Direct Imaging of Nanoscopic Plastic Deformation below Bulk Tg and Chain Stretching in Temperature-Responsive Block Copolymer Hydrogels by Cryo-TEM

Abstract

This work describes the thermoresponsive transition in polystyrene-block-poly(N-isopropylacrylamide)-block-polystyrene (PS-block-PNIPAM-block-PS) triblock copolymer hydrogels, as observed by both direct and reciprocal space in-situ characterization. The hydrogel morphology was studied in both the dry and wet state, at temperatures below and beyond the coil−globule transition of PNIPAM, using vitrified ice cryo-transmission electron microscopy (cryo-TEM), in-situ freeze-drying technique, and small-angle X-ray scattering (SAXS). The selected PS-block-PNIPAM-block-PS triblock copolymers were intentionally designed in such a molecular architecture to self-assemble into spherical and bicontinuous morphology with the poly(N-isopropylacrylamide) forming the continuous matrix. The phase behavior in bulk was directly investigated by SAXS as a function of temperature, while free-standing polymer thin films of samples quenched from different temperatures, allowed observing by cryo-TEM the changes in hydrogel microstructure. Finally, sublimation of water via controlled freeze-drying in the TEM column allowed studying systems without the presence of vitrified water, which enables direct imaging of the densely connected physically cross-linked polymer network.

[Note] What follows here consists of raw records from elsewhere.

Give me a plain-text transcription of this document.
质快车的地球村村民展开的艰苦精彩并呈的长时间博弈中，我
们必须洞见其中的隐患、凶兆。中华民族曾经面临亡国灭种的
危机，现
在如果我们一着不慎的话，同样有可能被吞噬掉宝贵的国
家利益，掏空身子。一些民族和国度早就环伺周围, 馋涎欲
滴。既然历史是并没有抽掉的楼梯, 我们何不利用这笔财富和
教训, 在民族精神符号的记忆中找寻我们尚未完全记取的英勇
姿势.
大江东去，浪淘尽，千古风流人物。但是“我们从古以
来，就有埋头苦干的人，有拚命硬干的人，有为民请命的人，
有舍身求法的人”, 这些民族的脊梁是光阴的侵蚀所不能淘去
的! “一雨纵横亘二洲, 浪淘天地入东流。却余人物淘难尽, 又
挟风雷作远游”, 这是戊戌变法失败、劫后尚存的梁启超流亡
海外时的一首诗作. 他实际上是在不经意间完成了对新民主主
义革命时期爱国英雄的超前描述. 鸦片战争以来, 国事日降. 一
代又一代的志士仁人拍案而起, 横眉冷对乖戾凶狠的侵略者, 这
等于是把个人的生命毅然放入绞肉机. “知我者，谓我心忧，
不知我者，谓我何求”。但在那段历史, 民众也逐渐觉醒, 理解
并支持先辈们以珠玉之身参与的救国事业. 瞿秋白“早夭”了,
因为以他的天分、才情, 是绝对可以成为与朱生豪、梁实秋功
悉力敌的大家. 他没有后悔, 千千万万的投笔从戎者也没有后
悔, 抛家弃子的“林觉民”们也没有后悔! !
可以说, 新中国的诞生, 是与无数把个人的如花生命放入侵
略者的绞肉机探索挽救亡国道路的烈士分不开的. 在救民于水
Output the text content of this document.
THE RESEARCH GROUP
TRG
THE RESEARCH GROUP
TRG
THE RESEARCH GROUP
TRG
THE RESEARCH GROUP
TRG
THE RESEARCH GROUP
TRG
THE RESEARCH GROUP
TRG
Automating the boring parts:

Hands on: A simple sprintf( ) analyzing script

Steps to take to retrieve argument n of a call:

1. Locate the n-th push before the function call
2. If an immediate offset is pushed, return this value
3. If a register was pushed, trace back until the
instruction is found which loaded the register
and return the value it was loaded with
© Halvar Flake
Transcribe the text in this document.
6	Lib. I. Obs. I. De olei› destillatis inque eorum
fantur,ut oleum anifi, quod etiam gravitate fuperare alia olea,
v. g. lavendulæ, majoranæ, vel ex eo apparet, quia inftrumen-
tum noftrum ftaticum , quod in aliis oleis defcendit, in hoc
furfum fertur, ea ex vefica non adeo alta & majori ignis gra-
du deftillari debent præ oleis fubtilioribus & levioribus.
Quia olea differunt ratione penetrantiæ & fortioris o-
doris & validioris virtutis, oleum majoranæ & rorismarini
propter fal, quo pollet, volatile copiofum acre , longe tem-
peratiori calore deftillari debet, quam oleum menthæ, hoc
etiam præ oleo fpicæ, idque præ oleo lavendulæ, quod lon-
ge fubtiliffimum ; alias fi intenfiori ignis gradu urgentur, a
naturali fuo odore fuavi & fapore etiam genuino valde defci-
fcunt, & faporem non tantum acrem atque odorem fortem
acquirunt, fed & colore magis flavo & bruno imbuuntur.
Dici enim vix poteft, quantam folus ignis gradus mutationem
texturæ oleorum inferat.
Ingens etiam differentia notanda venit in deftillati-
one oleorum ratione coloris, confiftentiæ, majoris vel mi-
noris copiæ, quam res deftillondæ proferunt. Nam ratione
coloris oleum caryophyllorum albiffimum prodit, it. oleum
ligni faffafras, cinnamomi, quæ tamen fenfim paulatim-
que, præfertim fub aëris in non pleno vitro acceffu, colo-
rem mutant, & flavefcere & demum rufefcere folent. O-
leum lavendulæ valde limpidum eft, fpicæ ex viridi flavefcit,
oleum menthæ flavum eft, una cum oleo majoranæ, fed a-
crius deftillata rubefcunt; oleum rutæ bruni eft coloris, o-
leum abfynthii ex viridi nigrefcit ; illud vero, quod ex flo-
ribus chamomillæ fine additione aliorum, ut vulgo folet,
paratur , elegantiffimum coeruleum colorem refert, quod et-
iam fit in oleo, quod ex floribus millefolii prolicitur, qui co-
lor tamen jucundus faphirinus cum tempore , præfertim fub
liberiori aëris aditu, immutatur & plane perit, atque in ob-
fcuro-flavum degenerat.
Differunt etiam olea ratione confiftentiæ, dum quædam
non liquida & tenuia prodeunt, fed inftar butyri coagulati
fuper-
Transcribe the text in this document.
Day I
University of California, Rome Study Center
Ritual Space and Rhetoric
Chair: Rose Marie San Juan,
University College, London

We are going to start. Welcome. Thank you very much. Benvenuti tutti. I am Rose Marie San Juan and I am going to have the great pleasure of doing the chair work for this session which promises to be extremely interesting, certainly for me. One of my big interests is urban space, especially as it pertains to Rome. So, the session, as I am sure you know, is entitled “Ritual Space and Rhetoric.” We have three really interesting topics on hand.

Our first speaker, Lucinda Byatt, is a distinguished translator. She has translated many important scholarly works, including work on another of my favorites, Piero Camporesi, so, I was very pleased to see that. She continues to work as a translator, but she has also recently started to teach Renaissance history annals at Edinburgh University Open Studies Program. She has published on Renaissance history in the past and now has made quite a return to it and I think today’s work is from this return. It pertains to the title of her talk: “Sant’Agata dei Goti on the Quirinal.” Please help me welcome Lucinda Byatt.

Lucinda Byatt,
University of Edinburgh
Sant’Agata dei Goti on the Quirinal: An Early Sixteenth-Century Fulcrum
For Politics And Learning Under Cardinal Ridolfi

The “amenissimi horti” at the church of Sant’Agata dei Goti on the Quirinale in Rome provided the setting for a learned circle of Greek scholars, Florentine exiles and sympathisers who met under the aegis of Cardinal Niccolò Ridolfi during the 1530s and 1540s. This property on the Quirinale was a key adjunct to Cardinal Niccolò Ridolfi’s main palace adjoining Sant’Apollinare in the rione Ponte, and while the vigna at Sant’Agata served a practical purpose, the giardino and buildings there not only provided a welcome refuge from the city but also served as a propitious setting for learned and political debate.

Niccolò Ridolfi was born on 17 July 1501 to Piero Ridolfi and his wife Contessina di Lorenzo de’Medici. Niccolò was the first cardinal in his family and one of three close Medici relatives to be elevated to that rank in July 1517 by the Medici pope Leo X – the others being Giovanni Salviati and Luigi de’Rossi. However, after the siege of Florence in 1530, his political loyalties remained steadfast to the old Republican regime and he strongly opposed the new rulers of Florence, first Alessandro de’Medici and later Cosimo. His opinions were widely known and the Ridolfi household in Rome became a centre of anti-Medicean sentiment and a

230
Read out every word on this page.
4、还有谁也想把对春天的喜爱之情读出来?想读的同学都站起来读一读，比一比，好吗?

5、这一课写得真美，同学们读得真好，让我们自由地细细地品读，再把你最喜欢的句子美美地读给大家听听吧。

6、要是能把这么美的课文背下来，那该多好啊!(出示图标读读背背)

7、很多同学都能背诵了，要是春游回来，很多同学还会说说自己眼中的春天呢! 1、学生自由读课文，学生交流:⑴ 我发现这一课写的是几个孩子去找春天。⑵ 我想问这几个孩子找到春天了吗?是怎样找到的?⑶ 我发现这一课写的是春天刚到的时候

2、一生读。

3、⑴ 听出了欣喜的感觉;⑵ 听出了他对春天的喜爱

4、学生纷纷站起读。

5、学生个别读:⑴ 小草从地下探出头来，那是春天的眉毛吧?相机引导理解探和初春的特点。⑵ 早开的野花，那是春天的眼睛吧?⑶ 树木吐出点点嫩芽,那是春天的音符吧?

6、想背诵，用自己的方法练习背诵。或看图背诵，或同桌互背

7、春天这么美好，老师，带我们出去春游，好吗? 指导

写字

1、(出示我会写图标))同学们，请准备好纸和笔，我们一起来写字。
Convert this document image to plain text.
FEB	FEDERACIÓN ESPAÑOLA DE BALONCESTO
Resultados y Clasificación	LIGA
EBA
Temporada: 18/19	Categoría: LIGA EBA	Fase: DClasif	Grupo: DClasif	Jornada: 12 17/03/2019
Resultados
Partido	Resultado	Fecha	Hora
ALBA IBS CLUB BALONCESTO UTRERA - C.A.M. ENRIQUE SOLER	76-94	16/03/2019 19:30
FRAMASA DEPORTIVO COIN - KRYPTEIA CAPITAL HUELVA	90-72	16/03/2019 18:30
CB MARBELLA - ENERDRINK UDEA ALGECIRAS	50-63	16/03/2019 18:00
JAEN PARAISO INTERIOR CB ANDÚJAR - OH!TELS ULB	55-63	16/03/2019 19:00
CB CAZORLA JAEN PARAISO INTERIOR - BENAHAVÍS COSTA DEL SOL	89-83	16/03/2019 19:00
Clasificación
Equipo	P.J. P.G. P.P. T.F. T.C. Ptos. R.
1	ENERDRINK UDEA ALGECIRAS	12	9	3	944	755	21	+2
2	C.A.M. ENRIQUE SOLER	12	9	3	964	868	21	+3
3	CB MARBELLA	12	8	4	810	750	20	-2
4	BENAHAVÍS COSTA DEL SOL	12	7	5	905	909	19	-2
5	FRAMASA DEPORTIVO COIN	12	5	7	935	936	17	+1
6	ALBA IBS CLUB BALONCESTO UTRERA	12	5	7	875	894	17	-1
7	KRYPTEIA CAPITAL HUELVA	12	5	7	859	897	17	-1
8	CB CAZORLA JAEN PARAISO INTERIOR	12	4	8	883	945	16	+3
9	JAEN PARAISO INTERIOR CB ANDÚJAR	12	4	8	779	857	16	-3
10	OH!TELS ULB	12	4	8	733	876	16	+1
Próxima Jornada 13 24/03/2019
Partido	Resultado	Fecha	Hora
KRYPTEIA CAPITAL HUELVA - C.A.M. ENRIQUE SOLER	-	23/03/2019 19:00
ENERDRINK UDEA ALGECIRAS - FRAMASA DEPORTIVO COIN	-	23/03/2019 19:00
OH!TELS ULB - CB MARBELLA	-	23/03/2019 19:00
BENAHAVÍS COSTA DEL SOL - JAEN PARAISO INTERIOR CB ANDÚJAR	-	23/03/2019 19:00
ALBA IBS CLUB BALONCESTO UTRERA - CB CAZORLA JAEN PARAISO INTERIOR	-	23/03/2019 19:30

By combining these techniques on samples exhibiting both spherical and gyroidal morphologies, it was demonstrated that (i) PNIPAM form physically connected networks in spherical structures and bicontinuous morphologies in the gyroidal phase, (ii) in PNIPAM chains strands are strongly stretched above the polymer coil-to-globule transition, and (iii) surprisingly, upon the gel swelling process, the PS domains undergo extensive plastic deformation although temperature is always maintained well below the PS glass transition bulk temperature. The possible physical mechanisms responsible for this plastic deformation can be understood in terms of the dependence of PS glass transition temperature on the size of nanometer-scaled domains.